Lasagna Stuffed Peppers


I got so busy working on recipes to try in my Instant Pot mini and totally forgot to post my recipe adaptions for the  third person/blogger who has inspired A Solitary Feast  so I am going to do it this week.

I found Lady Melady: My Castle, My Food while I was looking for waffle recipes to adapt for my new waffle maker. I found a lot of awesome waffle recipes I wanted to try, and dinner recipes, and salad recipes and dessert recipes.  Pretty soon, Lady Melady: My Castle, My Food had a folder of her own among my piles of recipes to adapt.

I don’t remember what  made me think that Audrey lived around my home town but I asked her where she was from and found out she only lived about an hour away from my hometown. We immediately made plans to meet.  I am really glad we did.  Have you ever met someone you just clicked with?  That’s what happened with Audrey and me.  It soon became apparent upon meeting, that a love of cooking and food blogging wasn’t all we had in common. We have been friends ever since.  I still visit her site often when I need inspiration.
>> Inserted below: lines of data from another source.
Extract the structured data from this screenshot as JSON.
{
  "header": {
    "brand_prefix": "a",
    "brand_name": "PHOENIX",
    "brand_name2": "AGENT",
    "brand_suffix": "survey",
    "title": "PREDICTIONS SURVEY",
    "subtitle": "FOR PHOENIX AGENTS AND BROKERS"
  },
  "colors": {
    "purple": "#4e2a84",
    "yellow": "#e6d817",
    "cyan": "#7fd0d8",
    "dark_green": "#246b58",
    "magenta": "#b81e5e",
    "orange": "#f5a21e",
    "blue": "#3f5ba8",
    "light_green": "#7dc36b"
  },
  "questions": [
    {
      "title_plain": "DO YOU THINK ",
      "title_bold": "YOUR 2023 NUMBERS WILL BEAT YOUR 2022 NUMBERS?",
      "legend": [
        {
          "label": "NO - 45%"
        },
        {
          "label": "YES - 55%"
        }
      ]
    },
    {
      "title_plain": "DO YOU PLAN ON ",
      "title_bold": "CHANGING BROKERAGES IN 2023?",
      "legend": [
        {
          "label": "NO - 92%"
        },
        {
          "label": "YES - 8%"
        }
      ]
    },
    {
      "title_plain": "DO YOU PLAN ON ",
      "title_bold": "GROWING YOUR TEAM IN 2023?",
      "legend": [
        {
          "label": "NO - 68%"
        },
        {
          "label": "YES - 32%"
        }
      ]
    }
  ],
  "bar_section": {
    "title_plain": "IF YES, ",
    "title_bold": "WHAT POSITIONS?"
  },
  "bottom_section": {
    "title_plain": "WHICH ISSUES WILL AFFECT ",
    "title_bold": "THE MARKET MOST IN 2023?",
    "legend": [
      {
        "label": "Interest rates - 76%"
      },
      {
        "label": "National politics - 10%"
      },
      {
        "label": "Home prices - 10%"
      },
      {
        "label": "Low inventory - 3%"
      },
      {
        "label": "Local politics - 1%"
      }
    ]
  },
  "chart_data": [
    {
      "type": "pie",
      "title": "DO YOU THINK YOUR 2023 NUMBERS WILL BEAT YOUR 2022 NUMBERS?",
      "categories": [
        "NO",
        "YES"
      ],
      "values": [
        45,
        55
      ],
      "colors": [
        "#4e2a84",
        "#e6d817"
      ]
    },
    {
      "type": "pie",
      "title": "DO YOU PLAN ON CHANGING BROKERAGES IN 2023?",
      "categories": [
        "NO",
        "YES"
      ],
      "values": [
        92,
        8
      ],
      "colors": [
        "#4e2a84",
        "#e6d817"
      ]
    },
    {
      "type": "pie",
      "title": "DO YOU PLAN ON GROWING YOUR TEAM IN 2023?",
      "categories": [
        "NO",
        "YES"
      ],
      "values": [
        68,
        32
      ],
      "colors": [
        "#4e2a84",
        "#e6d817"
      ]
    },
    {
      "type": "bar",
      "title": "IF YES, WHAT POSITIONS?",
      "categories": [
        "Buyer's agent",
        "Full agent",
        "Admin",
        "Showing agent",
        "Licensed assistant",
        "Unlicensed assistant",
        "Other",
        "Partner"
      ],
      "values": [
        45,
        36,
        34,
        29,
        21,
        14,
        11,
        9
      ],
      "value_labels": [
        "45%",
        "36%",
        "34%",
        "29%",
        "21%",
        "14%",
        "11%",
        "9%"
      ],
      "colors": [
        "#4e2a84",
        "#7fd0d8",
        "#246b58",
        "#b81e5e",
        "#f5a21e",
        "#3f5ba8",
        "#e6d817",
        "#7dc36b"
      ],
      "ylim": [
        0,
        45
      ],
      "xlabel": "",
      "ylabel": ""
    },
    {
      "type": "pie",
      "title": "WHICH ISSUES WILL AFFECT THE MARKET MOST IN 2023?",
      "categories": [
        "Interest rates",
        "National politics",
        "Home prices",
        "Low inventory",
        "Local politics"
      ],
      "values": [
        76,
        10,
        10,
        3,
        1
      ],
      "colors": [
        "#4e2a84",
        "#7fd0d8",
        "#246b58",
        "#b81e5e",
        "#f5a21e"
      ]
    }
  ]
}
I have always loved stuffed peppers and I have been craving lasagna so there you go.  You can use my recipe for Italian Tomato Sauce found here.  There is no shame, however, in grabbing a jar of your favorite pasta sauce in a pinch.

Lasagna Stuffed Peppers

Adapted From Lady Melady:  My Castle, My Food

1/2 lb ground beef

1 1/2 cup  pasta sauce

1/4 tsp fennel seed, crushed

3/4 cup  ricotta cheese

3 TBS lightly beaten egg

1/4 tsp parsley

1/4 tsp garlic  powder

1/4 tsp salt

2 TBS Parmesan cheese

1/2 to 3/4  cup mozzarella cheese

2 bell peppers, halved and seeded

Preheat the  oven to 400 degrees.  In a frying pan over medium heat,   brown ground beef and fennel, until no longer pink. Drain   Add spaghetti sauce and mix well. Bring to a simmer and cook 10-15 minutes until the sauce has thickened and reduced.  Meanwhile, in a small bowl, combine the ricotta, egg,  parsley, garlic  powder, salt and parmesan cheese.  Mix well and set aside.  Cut two bell pepper in half and clean out the seeds and membranes.  Place two tablespoons of the ricotta cheese mixture in the bottom of each half,  fill each  pepper half  with the meat mixture.  Add another tablespoon of the ricotta mixture and sprinkle the mozzarella cheese over the top.  Place in a pan that can hold all the pepper halves in a single layer and bake 20-25 minutes or until the cheese is nicely browned.